Mild TR is most often detected on echocardiography done for other reasons. More moderate or severe TR may be suggested by history and physical examination. Confirmation is by echocardiography.
Severe TR is characterized echocardiographically by ≥ 1 of the following:
When TR is moderate or severe, the peak regurgitant velocity will underestimate pulmonary pressure. Two-dimensional echocardiography detects the structural abnormalities present in primary TR.
Cardiac MRI is now the preferred method for evaluating RV size and function.
An ECG and chest x-ray are often done. ECG is usually normal but, in advanced cases, may show tall peaked P waves caused by right atrial enlargement, a tall R or QR wave in V1 characteristic of RV hypertrophy, or AF. Chest x-ray is usually normal but, in advanced cases with RV hypertrophy or RV dysfunction–induced HF, may show an enlarged superior vena cava, an enlarged right atrial or RV silhouette (behind the upper sternum in the lateral projection), or pleural effusion.

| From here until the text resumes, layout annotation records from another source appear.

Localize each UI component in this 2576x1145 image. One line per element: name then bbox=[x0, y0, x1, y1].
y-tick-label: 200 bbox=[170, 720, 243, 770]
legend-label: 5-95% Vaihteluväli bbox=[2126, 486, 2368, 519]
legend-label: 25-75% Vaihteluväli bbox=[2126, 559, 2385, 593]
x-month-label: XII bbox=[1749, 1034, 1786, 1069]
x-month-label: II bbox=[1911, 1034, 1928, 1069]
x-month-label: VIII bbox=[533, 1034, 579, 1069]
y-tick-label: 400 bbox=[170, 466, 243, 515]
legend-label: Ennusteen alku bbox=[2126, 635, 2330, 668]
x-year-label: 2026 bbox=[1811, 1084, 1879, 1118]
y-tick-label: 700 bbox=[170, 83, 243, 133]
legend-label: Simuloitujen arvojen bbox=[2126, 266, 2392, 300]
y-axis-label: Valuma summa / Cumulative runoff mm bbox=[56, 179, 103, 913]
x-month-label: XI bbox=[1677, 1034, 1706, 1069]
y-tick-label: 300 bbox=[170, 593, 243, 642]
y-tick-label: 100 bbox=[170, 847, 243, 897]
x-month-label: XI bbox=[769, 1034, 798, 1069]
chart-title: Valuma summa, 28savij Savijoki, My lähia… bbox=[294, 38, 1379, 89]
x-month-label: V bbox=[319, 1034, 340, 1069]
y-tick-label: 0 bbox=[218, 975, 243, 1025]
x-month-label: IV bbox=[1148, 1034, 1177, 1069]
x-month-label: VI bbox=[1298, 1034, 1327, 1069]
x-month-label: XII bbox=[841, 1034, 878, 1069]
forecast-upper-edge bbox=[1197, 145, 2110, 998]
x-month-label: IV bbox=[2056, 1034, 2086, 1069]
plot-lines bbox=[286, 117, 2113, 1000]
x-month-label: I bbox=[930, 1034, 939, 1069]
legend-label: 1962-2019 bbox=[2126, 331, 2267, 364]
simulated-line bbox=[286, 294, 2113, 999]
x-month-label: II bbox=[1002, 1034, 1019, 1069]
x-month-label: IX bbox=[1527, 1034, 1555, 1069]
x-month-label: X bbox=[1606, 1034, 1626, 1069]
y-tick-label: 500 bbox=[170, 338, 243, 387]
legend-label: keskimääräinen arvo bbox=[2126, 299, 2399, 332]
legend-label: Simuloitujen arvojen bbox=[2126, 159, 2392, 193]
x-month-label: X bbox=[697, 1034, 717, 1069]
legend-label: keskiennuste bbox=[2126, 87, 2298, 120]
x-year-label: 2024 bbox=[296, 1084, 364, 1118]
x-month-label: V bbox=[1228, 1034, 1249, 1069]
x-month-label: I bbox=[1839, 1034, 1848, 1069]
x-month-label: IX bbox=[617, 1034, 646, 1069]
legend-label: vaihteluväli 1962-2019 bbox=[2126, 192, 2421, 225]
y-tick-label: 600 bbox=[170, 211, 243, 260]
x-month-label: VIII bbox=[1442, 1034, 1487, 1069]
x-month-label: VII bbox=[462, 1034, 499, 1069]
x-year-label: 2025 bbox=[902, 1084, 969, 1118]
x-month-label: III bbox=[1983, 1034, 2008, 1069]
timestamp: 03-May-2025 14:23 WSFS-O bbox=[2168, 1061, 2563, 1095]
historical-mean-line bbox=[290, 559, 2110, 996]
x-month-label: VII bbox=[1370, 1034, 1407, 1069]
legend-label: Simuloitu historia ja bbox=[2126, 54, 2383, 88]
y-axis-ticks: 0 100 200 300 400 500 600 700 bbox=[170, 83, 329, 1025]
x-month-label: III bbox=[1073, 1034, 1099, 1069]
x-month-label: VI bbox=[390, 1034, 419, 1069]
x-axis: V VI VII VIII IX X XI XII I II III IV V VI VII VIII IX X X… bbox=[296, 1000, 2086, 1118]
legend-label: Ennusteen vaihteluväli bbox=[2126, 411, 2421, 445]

Laboratory testing is not needed but if done may show hepatic dysfunction in patients with severe TR.
Cardiac catheterization is indicated for accurate measurement of pulmonary pressure when TR is severe and to evaluate coronary anatomy when surgery is planned. Catheterization findings include a prominent right atrial c-v pressure wave during ventricular systole.
Severe TR ultimately has a poor prognosis, even if it is initially well-tolerated for years. As with left-sided valvular regurgitation, the volume-overloaded ventricle eventually decompensates irreversibly.
Very mild TR is a normal finding and requires no action. Medical treatment of causes (eg, HF, endocarditis) is indicated. Patients with severe TR should undergo operation as soon as symptoms are present despite medical treatment or when there is moderate, progressive RV enlargement or dysfunction. During surgery for left-sided heart lesions, moderate or mild TR with dilated annulus > 40 mm should also undergo repair.
Surgical options include annuloplasty, valve repair, and valve replacement. Annuloplasty, in which the tricuspid valve annulus is sutured to a prosthetic ring or a tailored reduction in annulus circumferential size is done, is indicated when TR is due to annular dilation. Valve repair or replacement is indicated when TR is due to primary valve abnormalities or when annuloplasty is not technically feasible. Tricuspid valve replacement is indicated when TR is due to carcinoid syndrome or Ebstein anomaly. A bioprosthetic valve is used to reduce the risk of thromboembolism associated with the low pressures of the right heart; in the right heart, unlike the left heart, bioprosthetic valves last > 10 yr.